I understand how to do In Action Problem No. 11 in Chapter 4 of the Number Properties Guide; however, I do not not understand something that is stated in the explanation.

The explanation states that the number of different factors of (2^4)(3)=(4+1)(1+1)=10. It goes on to say that we learned this in chapter one. After reviewing chapter one, I still do not understand how they got to (4+1)(1+1). Any help would be greatly appreciated.

Thanks.

[jnelson0612]

John, that is a great question. I just went through the entire chapter plus In Action problems and explanations and cannot find that either. I have to assume this is an error. Thanks for bringing this up!

[thomaskorah]

Hi John,

I was on the same problem right now, and I couldn't figure it out either. It's clearly an error, but I googled to see if there is such a method, and I came across this, which explains how you can find the total number of factors for any given number:

http://www.gmathacks.com/gmat-math/numb ... teger.html

However, I was troubled by the following statement as well: "Furthermore, at least one of the integers must be divisible by 3, because there are three consecutive even numbers. Therefore the product will have a 3 as a prime factor."

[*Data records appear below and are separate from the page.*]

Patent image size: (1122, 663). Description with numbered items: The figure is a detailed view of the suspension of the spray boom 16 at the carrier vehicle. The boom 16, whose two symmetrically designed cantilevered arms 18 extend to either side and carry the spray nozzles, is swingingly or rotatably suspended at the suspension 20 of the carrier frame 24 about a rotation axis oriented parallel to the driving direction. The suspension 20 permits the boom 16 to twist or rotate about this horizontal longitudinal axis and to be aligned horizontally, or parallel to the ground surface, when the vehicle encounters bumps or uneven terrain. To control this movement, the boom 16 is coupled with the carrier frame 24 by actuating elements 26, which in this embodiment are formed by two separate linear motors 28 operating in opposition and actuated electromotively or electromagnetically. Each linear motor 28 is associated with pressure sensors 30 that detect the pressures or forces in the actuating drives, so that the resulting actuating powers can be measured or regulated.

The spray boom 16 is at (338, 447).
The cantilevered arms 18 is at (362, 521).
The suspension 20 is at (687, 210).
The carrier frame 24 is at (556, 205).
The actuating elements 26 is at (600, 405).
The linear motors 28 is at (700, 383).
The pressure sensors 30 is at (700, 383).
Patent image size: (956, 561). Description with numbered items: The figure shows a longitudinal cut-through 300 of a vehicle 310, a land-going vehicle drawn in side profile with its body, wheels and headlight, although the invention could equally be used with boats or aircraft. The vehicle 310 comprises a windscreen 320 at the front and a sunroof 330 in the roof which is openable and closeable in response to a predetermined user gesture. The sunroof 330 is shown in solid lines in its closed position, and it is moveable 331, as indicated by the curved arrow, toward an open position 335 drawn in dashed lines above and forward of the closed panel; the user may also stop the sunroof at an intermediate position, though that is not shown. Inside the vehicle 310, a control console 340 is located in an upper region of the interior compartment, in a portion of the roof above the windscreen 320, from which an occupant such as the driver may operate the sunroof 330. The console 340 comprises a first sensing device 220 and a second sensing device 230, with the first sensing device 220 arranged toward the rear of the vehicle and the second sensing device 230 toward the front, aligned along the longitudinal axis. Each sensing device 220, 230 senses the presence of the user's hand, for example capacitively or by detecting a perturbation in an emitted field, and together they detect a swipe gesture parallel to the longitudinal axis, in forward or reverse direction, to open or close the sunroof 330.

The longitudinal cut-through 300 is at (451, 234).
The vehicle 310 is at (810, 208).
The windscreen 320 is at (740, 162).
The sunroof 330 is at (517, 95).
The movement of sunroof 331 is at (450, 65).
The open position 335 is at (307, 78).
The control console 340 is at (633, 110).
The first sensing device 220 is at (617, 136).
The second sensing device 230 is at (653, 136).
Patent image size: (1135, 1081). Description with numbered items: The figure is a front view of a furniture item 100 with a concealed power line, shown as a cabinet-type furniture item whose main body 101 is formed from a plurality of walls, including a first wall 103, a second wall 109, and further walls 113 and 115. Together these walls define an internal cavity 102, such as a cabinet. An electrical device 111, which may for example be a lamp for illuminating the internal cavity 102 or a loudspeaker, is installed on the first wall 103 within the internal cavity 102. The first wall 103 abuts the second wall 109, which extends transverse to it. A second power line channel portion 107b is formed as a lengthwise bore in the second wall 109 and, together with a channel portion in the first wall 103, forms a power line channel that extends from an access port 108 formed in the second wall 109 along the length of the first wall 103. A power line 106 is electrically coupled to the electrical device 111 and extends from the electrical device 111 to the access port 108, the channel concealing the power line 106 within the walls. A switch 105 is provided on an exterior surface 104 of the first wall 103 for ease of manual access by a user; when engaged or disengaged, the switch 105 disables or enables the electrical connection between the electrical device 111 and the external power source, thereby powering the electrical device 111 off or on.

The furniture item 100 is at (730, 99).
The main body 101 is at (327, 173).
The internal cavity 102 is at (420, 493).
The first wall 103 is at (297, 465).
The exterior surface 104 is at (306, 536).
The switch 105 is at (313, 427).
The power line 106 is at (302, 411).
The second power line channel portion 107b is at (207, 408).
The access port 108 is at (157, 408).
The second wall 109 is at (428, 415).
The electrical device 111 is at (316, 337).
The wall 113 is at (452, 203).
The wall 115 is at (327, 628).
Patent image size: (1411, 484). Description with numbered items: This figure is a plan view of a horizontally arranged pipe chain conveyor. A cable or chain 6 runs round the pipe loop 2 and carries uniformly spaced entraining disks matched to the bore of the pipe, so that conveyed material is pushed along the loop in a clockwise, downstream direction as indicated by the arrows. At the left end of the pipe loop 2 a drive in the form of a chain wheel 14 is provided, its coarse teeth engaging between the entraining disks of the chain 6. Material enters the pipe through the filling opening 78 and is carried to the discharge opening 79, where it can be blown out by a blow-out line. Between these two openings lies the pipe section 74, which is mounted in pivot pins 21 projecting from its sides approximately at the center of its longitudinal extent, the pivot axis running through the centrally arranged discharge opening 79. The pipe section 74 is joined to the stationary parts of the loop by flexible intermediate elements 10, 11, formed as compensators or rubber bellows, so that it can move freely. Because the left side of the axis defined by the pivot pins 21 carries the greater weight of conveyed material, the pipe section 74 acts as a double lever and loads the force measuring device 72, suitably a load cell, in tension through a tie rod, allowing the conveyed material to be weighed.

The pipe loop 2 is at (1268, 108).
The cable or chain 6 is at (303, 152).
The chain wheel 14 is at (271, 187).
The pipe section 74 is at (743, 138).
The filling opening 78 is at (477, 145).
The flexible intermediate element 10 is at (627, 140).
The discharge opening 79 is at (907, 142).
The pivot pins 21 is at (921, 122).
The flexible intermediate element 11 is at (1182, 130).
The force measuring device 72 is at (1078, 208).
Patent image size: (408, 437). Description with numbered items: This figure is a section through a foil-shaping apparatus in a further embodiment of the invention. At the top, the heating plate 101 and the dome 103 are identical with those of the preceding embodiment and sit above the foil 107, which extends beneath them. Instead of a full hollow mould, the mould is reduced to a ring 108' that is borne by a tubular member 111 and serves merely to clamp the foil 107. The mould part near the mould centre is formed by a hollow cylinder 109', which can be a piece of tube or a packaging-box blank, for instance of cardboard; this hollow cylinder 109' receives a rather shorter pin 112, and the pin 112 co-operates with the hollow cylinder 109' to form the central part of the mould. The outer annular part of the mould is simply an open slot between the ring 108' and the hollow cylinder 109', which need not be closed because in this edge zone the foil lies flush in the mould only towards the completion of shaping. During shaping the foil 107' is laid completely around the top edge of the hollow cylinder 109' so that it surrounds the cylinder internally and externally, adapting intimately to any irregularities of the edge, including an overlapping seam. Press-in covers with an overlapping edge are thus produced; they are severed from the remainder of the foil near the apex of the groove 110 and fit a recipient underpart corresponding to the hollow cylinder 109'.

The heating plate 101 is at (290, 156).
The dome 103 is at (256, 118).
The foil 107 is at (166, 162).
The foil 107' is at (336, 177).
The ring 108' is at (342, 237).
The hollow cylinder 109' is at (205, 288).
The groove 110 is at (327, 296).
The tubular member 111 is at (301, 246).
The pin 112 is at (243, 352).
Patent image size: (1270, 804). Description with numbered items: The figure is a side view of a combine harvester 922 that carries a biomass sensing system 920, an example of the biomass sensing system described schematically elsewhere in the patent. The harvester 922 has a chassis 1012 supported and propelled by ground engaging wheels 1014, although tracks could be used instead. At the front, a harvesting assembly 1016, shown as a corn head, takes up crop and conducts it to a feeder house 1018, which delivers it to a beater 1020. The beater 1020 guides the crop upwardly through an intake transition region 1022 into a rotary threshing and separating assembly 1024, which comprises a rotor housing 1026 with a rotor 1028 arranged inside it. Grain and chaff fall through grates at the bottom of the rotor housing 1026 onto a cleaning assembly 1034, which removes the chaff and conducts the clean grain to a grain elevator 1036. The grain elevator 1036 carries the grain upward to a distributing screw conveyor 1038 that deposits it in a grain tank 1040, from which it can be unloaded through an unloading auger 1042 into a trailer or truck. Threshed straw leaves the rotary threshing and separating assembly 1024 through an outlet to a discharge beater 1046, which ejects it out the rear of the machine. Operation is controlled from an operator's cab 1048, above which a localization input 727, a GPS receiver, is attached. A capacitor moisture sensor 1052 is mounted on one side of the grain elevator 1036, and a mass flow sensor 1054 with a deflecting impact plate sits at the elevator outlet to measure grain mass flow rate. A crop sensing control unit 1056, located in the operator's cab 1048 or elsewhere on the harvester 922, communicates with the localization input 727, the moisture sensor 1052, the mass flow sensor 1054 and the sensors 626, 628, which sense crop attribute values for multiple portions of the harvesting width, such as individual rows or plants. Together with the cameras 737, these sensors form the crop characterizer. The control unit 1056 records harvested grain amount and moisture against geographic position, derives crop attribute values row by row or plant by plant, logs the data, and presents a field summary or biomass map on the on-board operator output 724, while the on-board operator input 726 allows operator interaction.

There isn't anything in the material that makes it clear why. The material just says any 3 consecutive integers will be divisible by 3 (obviously), but why should it be the case for three consecutive EVEN integers?

Any help would be appreciated.
Thanks,
Thomas

[jnelson0612]

Hi John,

I was on the same problem right now, and I couldn't figure it out either. It's clearly an error, but I googled to see if there is such a method, and I came across this, which explains how you can find the total number of factors for any given number:

http://www.gmathacks.com/gmat-math/numb ... teger.html

However, I was troubled by the following statement as well: "Furthermore, at least one of the integers must be divisible by 3, because there are three consecutive even numbers. Therefore the product will have a 3 as a prime factor."

There isn't anything in the material that makes it clear why. The material just says any 3 consecutive integers will be divisible by 3 (obviously), but why should it be the case for three consecutive EVEN integers?

Any help would be appreciated.
Thanks,
Thomas

Hi Thomas,
Thanks for the link!

Okay, let's list out some consecutive even integers:
0*2*4
2*4*6
4*6*8
6*8*10
8*10*12

Do you notice that each of these sets of three contains a number divisible by 3? That is because all of these are multiples of 2. For example, to get 2*4*6, I take 2(1) * 2(2) * 2(3). To get 6*8*10, I take 2(3)*2(4)*2(5). So all consecutive multiples will also conform to the divisibility rule discussed earlier. Oh yes, and just because many students don't know this, zero IS divisible by all integers, so that first set listed yields a product which is divisible by 3.

Hope this helps!